Fortrea Holdings Reports Q4 2025 Earnings Misses Estimates; Full‑Year Guidance Holds

FTRE
February 26, 2026

Fortrea Holdings Inc. reported fourth‑quarter 2025 revenue of $660.5 million, down 5.2% year‑over‑year and 5.5% quarter‑over‑quarter, and a full‑year revenue of $2.723 billion, a modest 1% increase from $2.696 billion in 2024. Adjusted EBITDA for the quarter was $54.0 million, slightly lower than the $56.0 million reported in Q4 2024, while full‑year adjusted EBITDA reached $189.9 million, matching the guidance range of $190 million to $220 million. The company’s book‑to‑bill ratio was 1.14× in the quarter and 1.02× year‑to‑date, supporting a backlog of $7.728 billion as of December 31, 2025.

The earnings miss was driven by a $0.09 adjusted diluted EPS, falling short of the consensus estimate of $0.16 by 83%. Revenue also missed the consensus estimate of $855 million by 22.75%. Management attributed the shortfall to lower pass‑through costs in its clinical pharmacology and development businesses and to headwinds in the FSP segment. The reintroduction of variable compensation contributed to a decline in adjusted EBITDA versus the prior year quarter, although cost‑saving initiatives partially offset this impact.

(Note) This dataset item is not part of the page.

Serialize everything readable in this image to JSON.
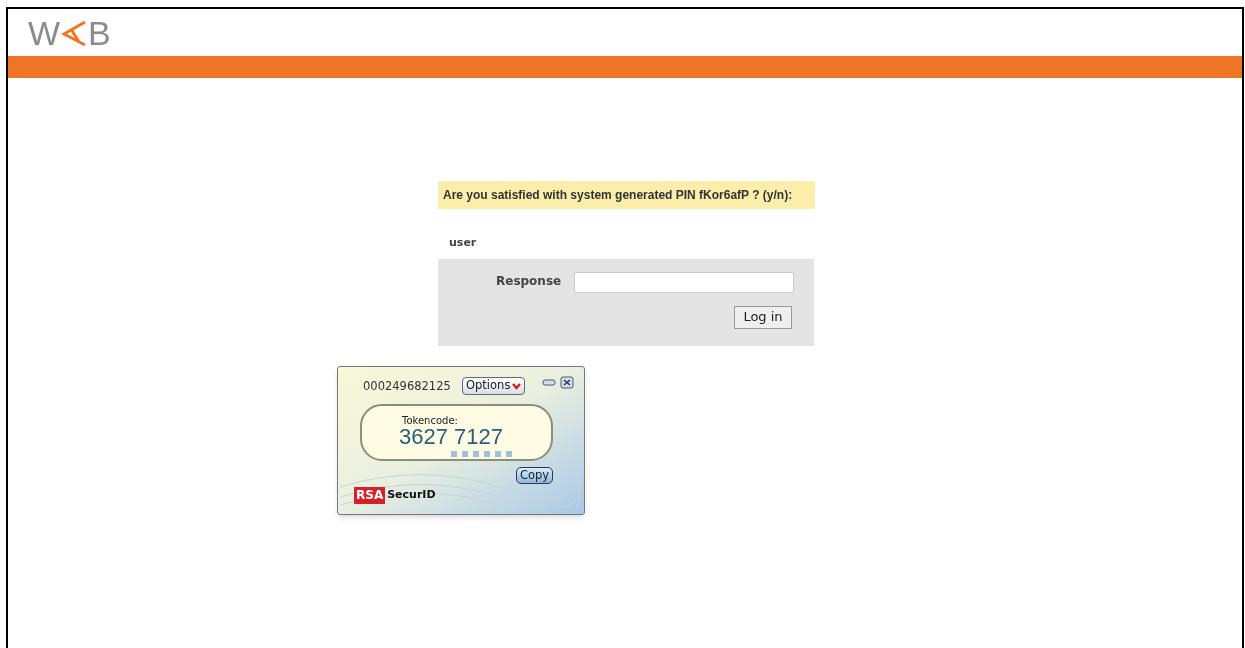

Fortrea’s full‑year GAAP net loss was heavily impacted by a $797.9 million goodwill impairment recognized in the first half of 2025. Despite the loss, the company delivered $153 million in gross cost savings and $93 million in net savings for the year, exceeding the $150 million gross and $90 million net targets set by management. These savings have helped to stabilize margins and support the company’s balance‑sheet strengthening strategy, which includes disciplined capital allocation and debt paydown.

Management guided for full‑year 2026 revenue of $2.550 billion to $2.650 billion and adjusted EBITDA of $190 million to $220 million, a range that aligns with the 2025 guidance. “Adjusted EBITDA of $189.9 million, in line with FY guidance,” said a company spokesperson. “Delivered >$150 million gross C >$90 million net FY savings, exceeding targets provided.” The guidance reflects confidence in continued operational improvement and margin expansion, even as the company navigates short‑term revenue headwinds.

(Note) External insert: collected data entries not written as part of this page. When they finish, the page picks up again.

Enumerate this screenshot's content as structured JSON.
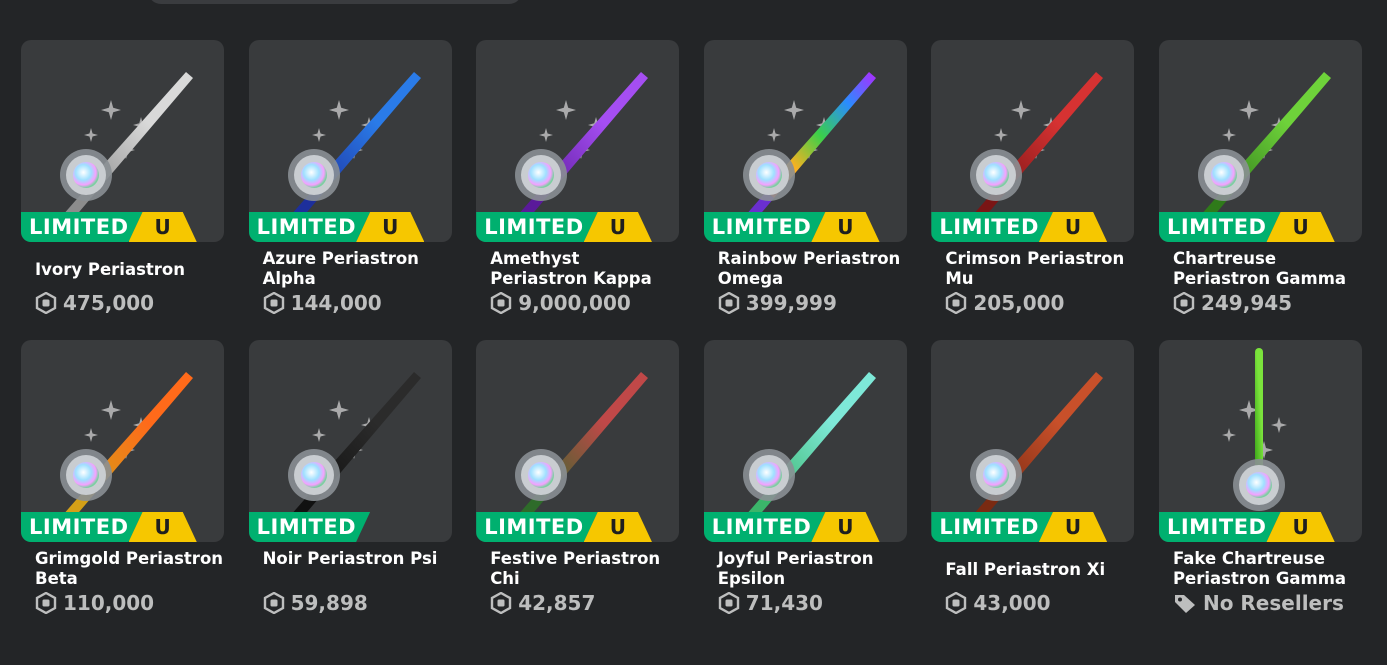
{
  "badges": {
    "limited": "LIMITED",
    "unique": "U"
  },
  "items": [
    {
      "name": "Ivory Periastron",
      "price": "475,000",
      "color": "#d9d9d9",
      "dark": "#8c8c8c",
      "limited_u": true,
      "sparkles": true
    },
    {
      "name": "Azure Periastron Alpha",
      "price": "144,000",
      "color": "#2a7be8",
      "dark": "#1d2f9c",
      "limited_u": true,
      "sparkles": true
    },
    {
      "name": "Amethyst Periastron Kappa",
      "price": "9,000,000",
      "color": "#a54ef2",
      "dark": "#5a1a9a",
      "limited_u": true,
      "sparkles": true
    },
    {
      "name": "Rainbow Periastron Omega",
      "price": "399,999",
      "color": "rainbow",
      "dark": "#6a2fd0",
      "limited_u": true,
      "sparkles": true
    },
    {
      "name": "Crimson Periastron Mu",
      "price": "205,000",
      "color": "#d63232",
      "dark": "#7a1515",
      "limited_u": true,
      "sparkles": true
    },
    {
      "name": "Chartreuse Periastron Gamma",
      "price": "249,945",
      "color": "#6ed23a",
      "dark": "#2f7a1a",
      "limited_u": true,
      "sparkles": true
    },
    {
      "name": "Grimgold Periastron Beta",
      "price": "110,000",
      "color": "#ff6a1a",
      "dark": "#d4a017",
      "limited_u": true,
      "sparkles": true
    },
    {
      "name": "Noir Periastron Psi",
      "price": "59,898",
      "color": "#2b2b2b",
      "dark": "#111111",
      "limited_u": false,
      "sparkles": true
    },
    {
      "name": "Festive Periastron Chi",
      "price": "42,857",
      "color": "#c04848",
      "dark": "#2e6b2a",
      "limited_u": true,
      "sparkles": false
    },
    {
      "name": "Joyful Periastron Epsilon",
      "price": "71,430",
      "color": "#7ee8d8",
      "dark": "#3bb56a",
      "limited_u": true,
      "sparkles": false
    },
    {
      "name": "Fall Periastron Xi",
      "price": "43,000",
      "color": "#c8502a",
      "dark": "#7a2a12",
      "limited_u": true,
      "sparkles": false
    },
    {
      "name": "Fake Chartreuse Periastron Gamma",
      "price": "No Resellers",
      "color": "#7be33c",
      "dark": "#3aa318",
      "limited_u": true,
      "sparkles": true,
      "no_resellers": true
    }
  ],
  "icons": {
    "currency": "robux-icon",
    "no_resellers": "tag-icon"
  }
}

Fortrea’s backlog remains robust, with the top ten customers accounting for 56.8% of revenue. The company’s focus on strengthening its balance sheet, coupled with a healthy backlog and ongoing cost‑saving initiatives, positions it to capitalize on early signs of market improvement. However, the revenue decline and EPS miss underscore the need for continued execution on its transformation strategy and careful management of variable compensation costs.

The quarter’s performance also highlights a 5.5% decline in revenue compared to Q4 2024’s $697.0 million, and a 3.7% drop in adjusted EBITDA from $56.0 million to $54.0 million. These figures illustrate the company’s current challenges in converting backlog into profitable growth, while the guidance signals management’s belief that the company can rebound as market conditions improve.